2. When thinking about any particular path and making it more concrete, a host of problems tend to show up that will need to be solved and may add extra time. Some examples include robustness, reliability, possible breakdown of the scaling laws, the need to generate lots of different kinds of data, etc.

In the near future, it seems likely that it would be harder to find cheaper routes (since there is less time to do the research), so we should probably assume that the probabilities are overestimates, and for similar reasons for later years the probabilities should be treated as underestimates.

I place 30% on short horizons, 40% on medium horizons, and 10% on long horizons. The report already names several reasons why we might expect the long horizon assumption to be too conservative. I agree with all of those, and have one more of my own:

While the report does talk about challenges in e.g. getting the right data and environments by the right time, I think there are a bunch of other challenges as well: for example, you need to ensure that your model is aligned, robust, and reliable (at least if you want to deploy it and get economic value from it).

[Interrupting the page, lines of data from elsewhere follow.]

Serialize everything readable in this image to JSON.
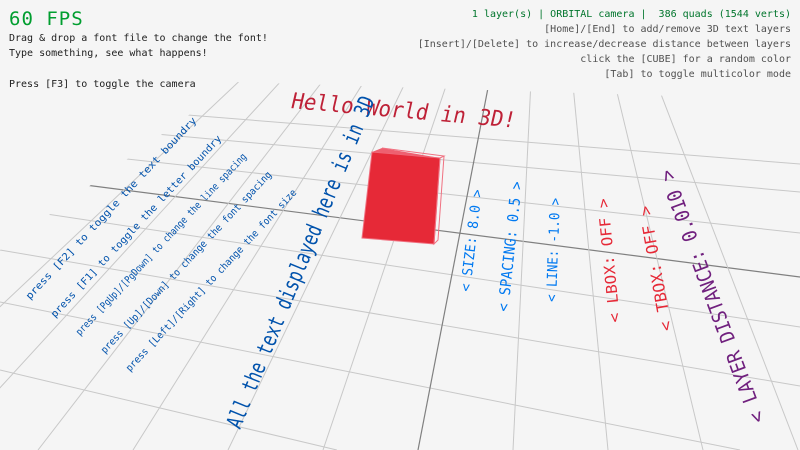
{
  "hud": {
    "fps": "60 FPS",
    "help_lines": [
      "Drag & drop a font file to change the font!",
      "Type something, see what happens!",
      "Press [F3] to toggle the camera"
    ],
    "status": "1 layer(s) | ORBITAL camera |  386 quads (1544 verts)",
    "controls": [
      "[Home]/[End] to add/remove 3D text layers",
      "[Insert]/[Delete] to increase/decrease distance between layers",
      "click the [CUBE] for a random color",
      "[Tab] to toggle multicolor mode"
    ]
  },
  "scene": {
    "title_text": "Hello World in 3D!",
    "info_lines": [
      "press [F2] to toggle the text boundry",
      "press [F1] to toggle the letter boundry",
      "press [PgUp]/[PgDown] to change the line spacing",
      "press [Up]/[Down] to change the font spacing",
      "press [Left]/[Right] to change the font size",
      "All the text displayed here is in 3D"
    ],
    "settings": [
      {
        "label": "< SIZE: 8.0 >",
        "color": "#0079f1"
      },
      {
        "label": "< SPACING: 0.5 >",
        "color": "#0079f1"
      },
      {
        "label": "< LINE: -1.0 >",
        "color": "#0079f1"
      },
      {
        "label": "< LBOX: OFF >",
        "color": "#e62937"
      },
      {
        "label": "< TBOX: OFF >",
        "color": "#e62937"
      },
      {
        "label": "< LAYER DISTANCE: 0.010 >",
        "color": "#70207e"
      }
    ],
    "colors": {
      "background": "#f5f5f5",
      "grid": "#c8c8c8",
      "axis": "#808080",
      "cube": "#e62937",
      "title_text": "#be2137",
      "info_text": "#0052ac",
      "fps": "#009e2f",
      "status": "#00752c"
    }
  }
}
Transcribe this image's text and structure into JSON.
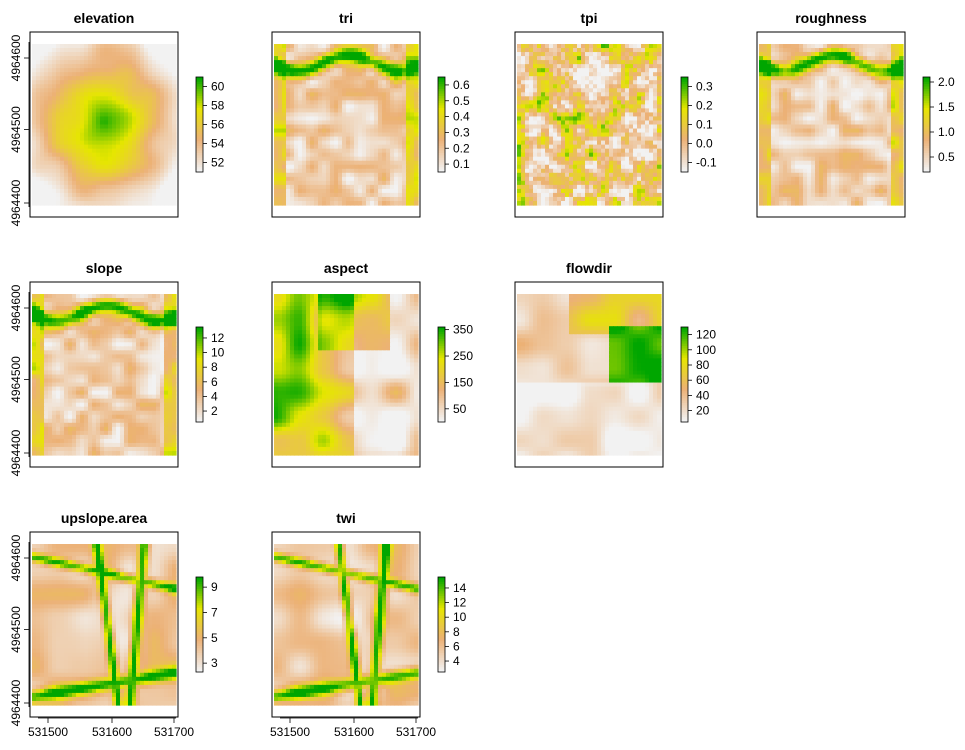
{
  "figure": {
    "x_tick_labels": [
      "531500",
      "531600",
      "531700"
    ],
    "y_tick_labels": [
      "4964400",
      "4964500",
      "4964600"
    ]
  },
  "chart_data": [
    {
      "type": "heatmap",
      "title": "elevation",
      "colormap": "terrain",
      "pattern": "elevation",
      "legend_ticks": [
        "52",
        "54",
        "56",
        "58",
        "60"
      ],
      "legend_range": [
        51,
        61
      ],
      "show_y_axis": true,
      "show_x_axis": false
    },
    {
      "type": "heatmap",
      "title": "tri",
      "colormap": "terrain",
      "pattern": "ridge",
      "legend_ticks": [
        "0.1",
        "0.2",
        "0.3",
        "0.4",
        "0.5",
        "0.6"
      ],
      "legend_range": [
        0.05,
        0.65
      ],
      "show_y_axis": false,
      "show_x_axis": false
    },
    {
      "type": "heatmap",
      "title": "tpi",
      "colormap": "terrain",
      "pattern": "noise",
      "legend_ticks": [
        "-0.1",
        "0.0",
        "0.1",
        "0.2",
        "0.3"
      ],
      "legend_range": [
        -0.15,
        0.35
      ],
      "show_y_axis": false,
      "show_x_axis": false
    },
    {
      "type": "heatmap",
      "title": "roughness",
      "colormap": "terrain",
      "pattern": "ridge",
      "legend_ticks": [
        "0.5",
        "1.0",
        "1.5",
        "2.0"
      ],
      "legend_range": [
        0.2,
        2.1
      ],
      "show_y_axis": false,
      "show_x_axis": false
    },
    {
      "type": "heatmap",
      "title": "slope",
      "colormap": "terrain",
      "pattern": "ridge",
      "legend_ticks": [
        "2",
        "4",
        "6",
        "8",
        "10",
        "12"
      ],
      "legend_range": [
        0.5,
        13.5
      ],
      "show_y_axis": true,
      "show_x_axis": false
    },
    {
      "type": "heatmap",
      "title": "aspect",
      "colormap": "terrain",
      "pattern": "aspect",
      "legend_ticks": [
        "50",
        "150",
        "250",
        "350"
      ],
      "legend_range": [
        0,
        360
      ],
      "show_y_axis": false,
      "show_x_axis": false
    },
    {
      "type": "heatmap",
      "title": "flowdir",
      "colormap": "terrain",
      "pattern": "flowdir",
      "legend_ticks": [
        "20",
        "40",
        "60",
        "80",
        "100",
        "120"
      ],
      "legend_range": [
        5,
        130
      ],
      "show_y_axis": false,
      "show_x_axis": false
    },
    {
      "type": "heatmap",
      "title": "upslope.area",
      "colormap": "terrain",
      "pattern": "channels",
      "legend_ticks": [
        "3",
        "5",
        "7",
        "9"
      ],
      "legend_range": [
        2.3,
        9.8
      ],
      "show_y_axis": true,
      "show_x_axis": true
    },
    {
      "type": "heatmap",
      "title": "twi",
      "colormap": "terrain",
      "pattern": "channels",
      "legend_ticks": [
        "4",
        "6",
        "8",
        "10",
        "12",
        "14"
      ],
      "legend_range": [
        2.5,
        15.5
      ],
      "show_y_axis": false,
      "show_x_axis": true
    }
  ]
}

I do expect that these challenges will be easier than they are today, partly because more research will have been done and partly because the models themselves will be more capable.

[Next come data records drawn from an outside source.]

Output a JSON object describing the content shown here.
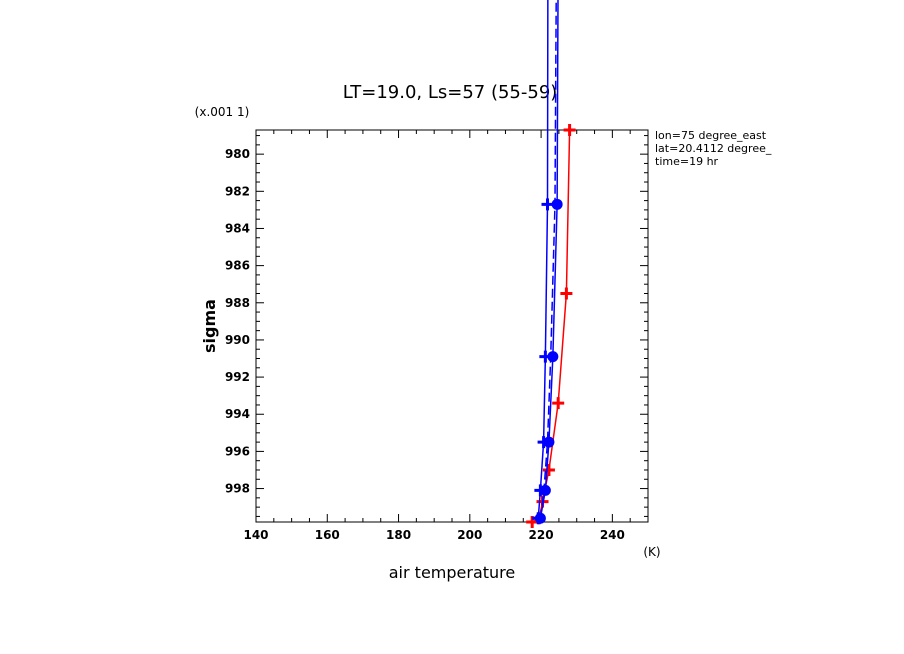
{
  "chart_data": {
    "type": "line",
    "title": "LT=19.0, Ls=57 (55-59)",
    "xlabel": "air temperature",
    "ylabel": "sigma",
    "x_unit": "(K)",
    "y_scale_note": "(x.001 1)",
    "annotations": [
      "lon=75 degree_east",
      "lat=20.4112 degree_",
      "time=19 hr"
    ],
    "xlim": [
      140,
      250
    ],
    "ylim": [
      999.8,
      978.7
    ],
    "y_inverted": true,
    "x_ticks": [
      140,
      160,
      180,
      200,
      220,
      240
    ],
    "y_ticks": [
      980,
      982,
      984,
      986,
      988,
      990,
      992,
      994,
      996,
      998
    ],
    "x_tick_labels": [
      "140",
      "160",
      "180",
      "200",
      "220",
      "240"
    ],
    "y_tick_labels": [
      "980",
      "982",
      "984",
      "986",
      "988",
      "990",
      "992",
      "994",
      "996",
      "998"
    ],
    "grid": false,
    "series": [
      {
        "color": "#ff0000",
        "marker": "plus",
        "style": "solid",
        "x": [
          217.5,
          219.5,
          220.4,
          222.2,
          224.8,
          227.1,
          228.0
        ],
        "y": [
          999.8,
          999.6,
          998.7,
          997.0,
          993.4,
          987.5,
          978.7
        ]
      },
      {
        "color": "#0000ff",
        "marker": "circle",
        "style": "solid",
        "x": [
          219.8,
          221.2,
          222.2,
          223.3,
          224.5,
          225.0
        ],
        "y": [
          999.6,
          998.1,
          995.5,
          990.9,
          982.7,
          960.0
        ]
      },
      {
        "color": "#0000ff",
        "marker": "plus",
        "style": "solid",
        "x": [
          219.2,
          219.8,
          220.7,
          221.2,
          221.8,
          222.0
        ],
        "y": [
          999.6,
          998.1,
          995.5,
          990.9,
          982.7,
          960.0
        ]
      },
      {
        "color": "#0000ff",
        "marker": "none",
        "style": "dashed",
        "x": [
          219.8,
          220.8,
          221.8,
          222.7,
          223.9,
          224.6
        ],
        "y": [
          999.6,
          998.1,
          995.5,
          990.9,
          982.7,
          960.0
        ]
      }
    ]
  }
}
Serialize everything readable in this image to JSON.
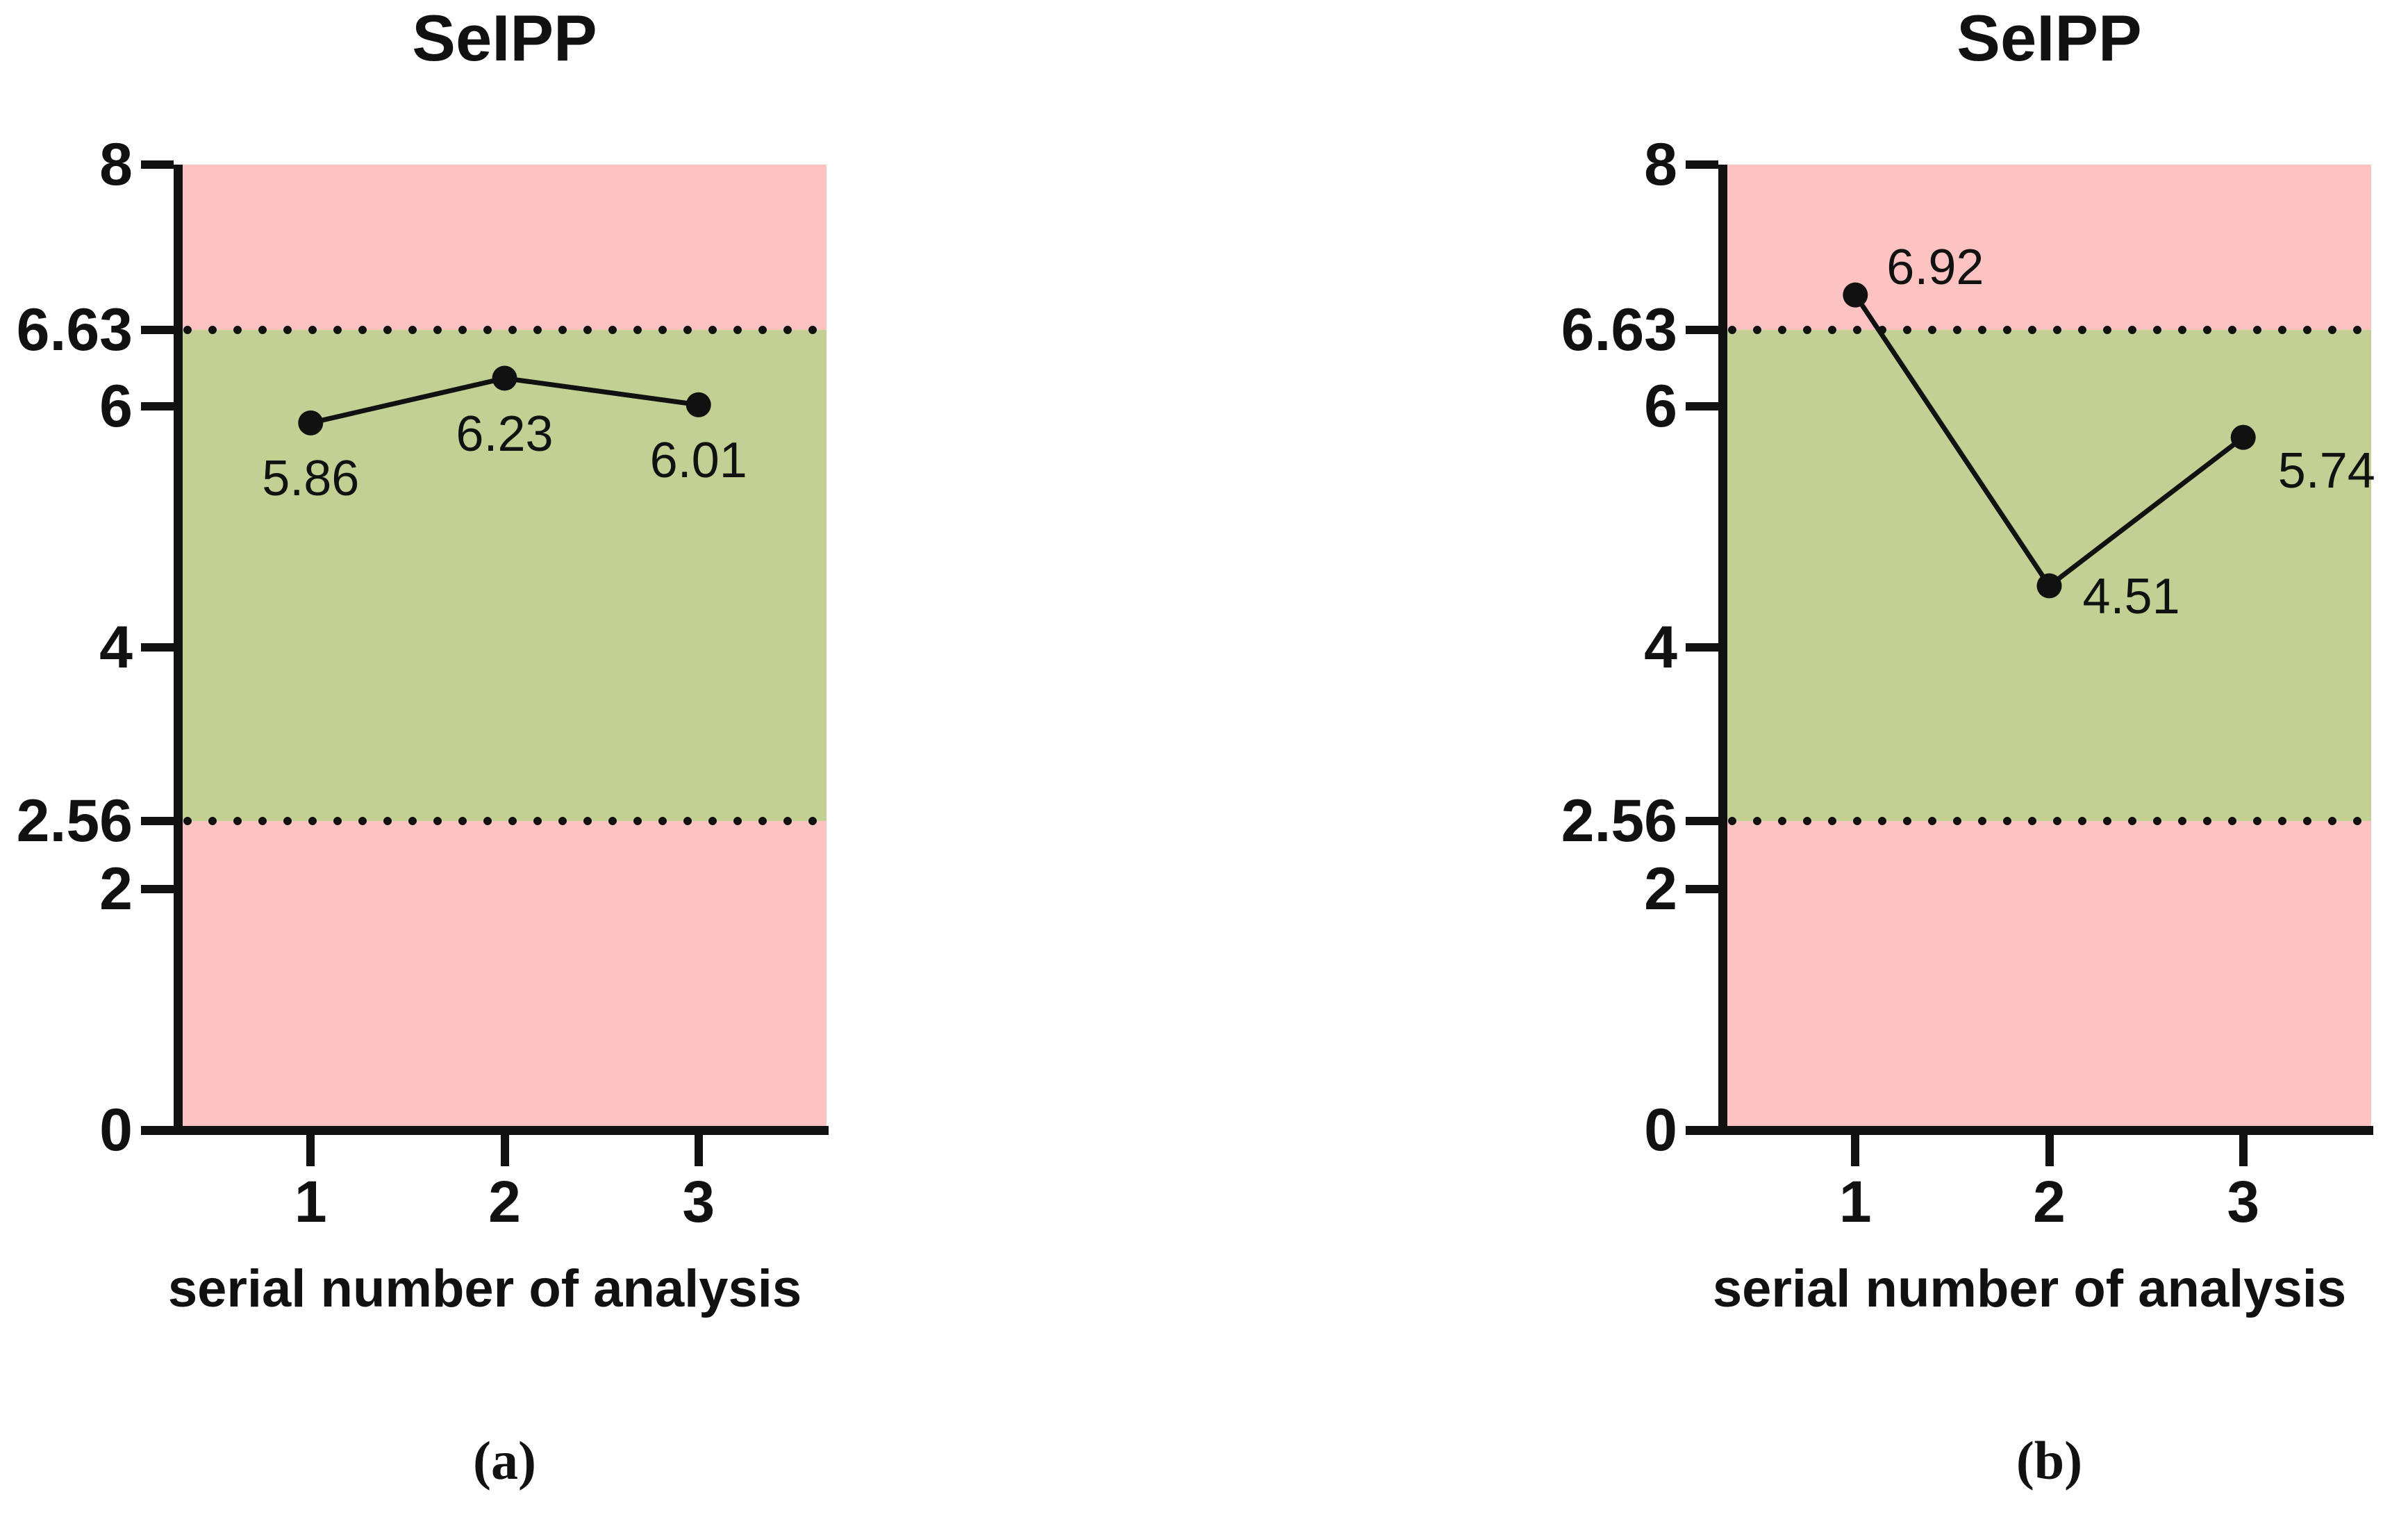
{
  "chart_data": [
    {
      "type": "line",
      "title": "SeIPP",
      "xlabel": "serial number of analysis",
      "panel_label": "(a)",
      "x": [
        1,
        2,
        3
      ],
      "x_tick_labels": [
        "1",
        "2",
        "3"
      ],
      "values": [
        5.86,
        6.23,
        6.01
      ],
      "point_labels": [
        "5.86",
        "6.23",
        "6.01"
      ],
      "xlim": [
        0.34,
        3.66
      ],
      "ylim": [
        0,
        8
      ],
      "yticks": [
        0,
        2,
        2.56,
        4,
        6,
        6.63,
        8
      ],
      "ytick_labels": [
        "0",
        "2",
        "2.56",
        "4",
        "6",
        "6.63",
        "8"
      ],
      "control_limits": {
        "lower": 2.56,
        "upper": 6.63
      },
      "colors": {
        "in_range_band": "#c2d193",
        "out_of_range_band": "#fdc3c3",
        "line": "#111111",
        "marker": "#111111",
        "limit_dots": "#111111"
      },
      "grid": false,
      "legend": null
    },
    {
      "type": "line",
      "title": "SeIPP",
      "xlabel": "serial number of analysis",
      "panel_label": "(b)",
      "x": [
        1,
        2,
        3
      ],
      "x_tick_labels": [
        "1",
        "2",
        "3"
      ],
      "values": [
        6.92,
        4.51,
        5.74
      ],
      "point_labels": [
        "6.92",
        "4.51",
        "5.74"
      ],
      "xlim": [
        0.34,
        3.66
      ],
      "ylim": [
        0,
        8
      ],
      "yticks": [
        0,
        2,
        2.56,
        4,
        6,
        6.63,
        8
      ],
      "ytick_labels": [
        "0",
        "2",
        "2.56",
        "4",
        "6",
        "6.63",
        "8"
      ],
      "control_limits": {
        "lower": 2.56,
        "upper": 6.63
      },
      "colors": {
        "in_range_band": "#c2d193",
        "out_of_range_band": "#fdc3c3",
        "line": "#111111",
        "marker": "#111111",
        "limit_dots": "#111111"
      },
      "grid": false,
      "legend": null
    }
  ]
}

Thanks for doing this, this is really good!

Some quick thoughts, will follow up later with more once I finish reading and digesting:

--I feel like it's unfair to downweight the less-compute-needed scenarios based on recent evidence, without also downweighting some of the higher-compute scenarios as well. Sure, I concede that the recent boom in deep learning is not quite as massive as one might expect if one more order of magnitude would get us to TAI. But I also think that it's a lot bigger than one might expect if fifteen more are needed! Moreover I feel that the update should be fairly small in both cases, because both updates are based on armchair speculation about what the market and capabilities landscape should look like in the years leading up to TAI. Maybe the market isn't efficient; maybe we really are in an AI overhang.

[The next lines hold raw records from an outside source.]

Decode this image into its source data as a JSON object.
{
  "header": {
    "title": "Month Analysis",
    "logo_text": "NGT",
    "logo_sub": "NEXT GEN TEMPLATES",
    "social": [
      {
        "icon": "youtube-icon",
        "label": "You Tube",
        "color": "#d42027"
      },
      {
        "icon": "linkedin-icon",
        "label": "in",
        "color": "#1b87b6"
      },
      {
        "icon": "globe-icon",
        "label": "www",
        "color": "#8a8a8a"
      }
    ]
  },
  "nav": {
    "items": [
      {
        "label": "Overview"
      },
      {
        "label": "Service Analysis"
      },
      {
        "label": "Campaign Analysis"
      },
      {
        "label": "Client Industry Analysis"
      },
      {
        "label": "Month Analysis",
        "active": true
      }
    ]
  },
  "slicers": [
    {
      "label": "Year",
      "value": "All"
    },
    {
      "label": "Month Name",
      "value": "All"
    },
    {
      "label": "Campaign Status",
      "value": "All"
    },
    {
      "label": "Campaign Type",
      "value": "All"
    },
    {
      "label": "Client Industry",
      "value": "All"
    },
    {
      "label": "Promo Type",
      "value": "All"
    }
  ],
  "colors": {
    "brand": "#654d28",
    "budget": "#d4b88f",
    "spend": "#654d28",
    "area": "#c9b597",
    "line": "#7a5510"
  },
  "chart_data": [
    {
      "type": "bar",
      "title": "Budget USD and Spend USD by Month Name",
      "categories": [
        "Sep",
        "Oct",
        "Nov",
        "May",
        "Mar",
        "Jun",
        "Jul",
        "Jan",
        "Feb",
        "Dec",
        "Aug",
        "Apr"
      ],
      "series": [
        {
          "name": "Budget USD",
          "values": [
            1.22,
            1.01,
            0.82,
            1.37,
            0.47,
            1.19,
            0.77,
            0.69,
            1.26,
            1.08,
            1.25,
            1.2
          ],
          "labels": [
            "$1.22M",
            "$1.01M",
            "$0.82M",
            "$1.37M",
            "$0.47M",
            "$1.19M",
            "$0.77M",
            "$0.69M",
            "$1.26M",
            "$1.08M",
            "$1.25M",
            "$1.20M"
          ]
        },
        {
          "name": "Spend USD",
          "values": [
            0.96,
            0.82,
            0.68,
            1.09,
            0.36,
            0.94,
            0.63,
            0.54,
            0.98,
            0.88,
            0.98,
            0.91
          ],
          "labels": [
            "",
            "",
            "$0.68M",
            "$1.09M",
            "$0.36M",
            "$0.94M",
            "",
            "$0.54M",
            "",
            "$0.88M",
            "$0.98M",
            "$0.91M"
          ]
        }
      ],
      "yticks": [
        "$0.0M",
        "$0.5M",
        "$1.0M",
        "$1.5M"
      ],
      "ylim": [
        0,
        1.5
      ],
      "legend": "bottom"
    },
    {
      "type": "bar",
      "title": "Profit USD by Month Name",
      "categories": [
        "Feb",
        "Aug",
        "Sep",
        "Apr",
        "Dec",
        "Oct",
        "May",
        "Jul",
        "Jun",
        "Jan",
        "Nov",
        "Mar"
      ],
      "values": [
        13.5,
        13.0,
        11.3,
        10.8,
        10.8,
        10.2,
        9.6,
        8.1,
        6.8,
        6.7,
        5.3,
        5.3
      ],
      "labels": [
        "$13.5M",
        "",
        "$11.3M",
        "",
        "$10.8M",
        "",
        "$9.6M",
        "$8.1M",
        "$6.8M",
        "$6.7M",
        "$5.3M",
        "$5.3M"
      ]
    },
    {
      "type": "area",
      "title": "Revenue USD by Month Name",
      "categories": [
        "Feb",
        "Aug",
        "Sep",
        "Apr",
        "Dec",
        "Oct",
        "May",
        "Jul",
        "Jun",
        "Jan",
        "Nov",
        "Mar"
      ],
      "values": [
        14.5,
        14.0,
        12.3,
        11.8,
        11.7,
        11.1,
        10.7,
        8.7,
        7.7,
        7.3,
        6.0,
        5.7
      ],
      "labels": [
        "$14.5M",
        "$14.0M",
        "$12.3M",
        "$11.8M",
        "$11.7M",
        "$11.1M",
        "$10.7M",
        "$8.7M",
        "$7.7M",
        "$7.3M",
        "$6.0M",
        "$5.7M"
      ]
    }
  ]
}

--If we are in the business of adjusting our weights for the various distributions based on recent empirical evidence (as opposed to more a priori considerations) then I feel like there are other pieces of evidence that argue for shorter timelines. For example, the GPT scaling trends seem to go somewhere really exciting if you extrapolate it four more orders of magnitude or so.

--Relatedly, GPT-3 is the most impressive model I know of so far, and it has only 1/1000th as many parameters as the human brain has synapses. I think it's not crazy to think that maybe we'll start getting some transformative shit once we have models with as many parameters as the human brain, trained for the equivalent of 30 years. Yes, this goes against the scaling laws, and yes, arguably the human brain makes use of priors and instincts baked in by evolution, etc. But still, I feel like at least a couple percentage points of probability should be added to "it'll only take a few more orders of magnitude" just in case we are wrong about the laws or their applicability. It seems overconfident not to. Maybe I just don't know enough about the scaling laws and stuff to have as much confidence in them as you do.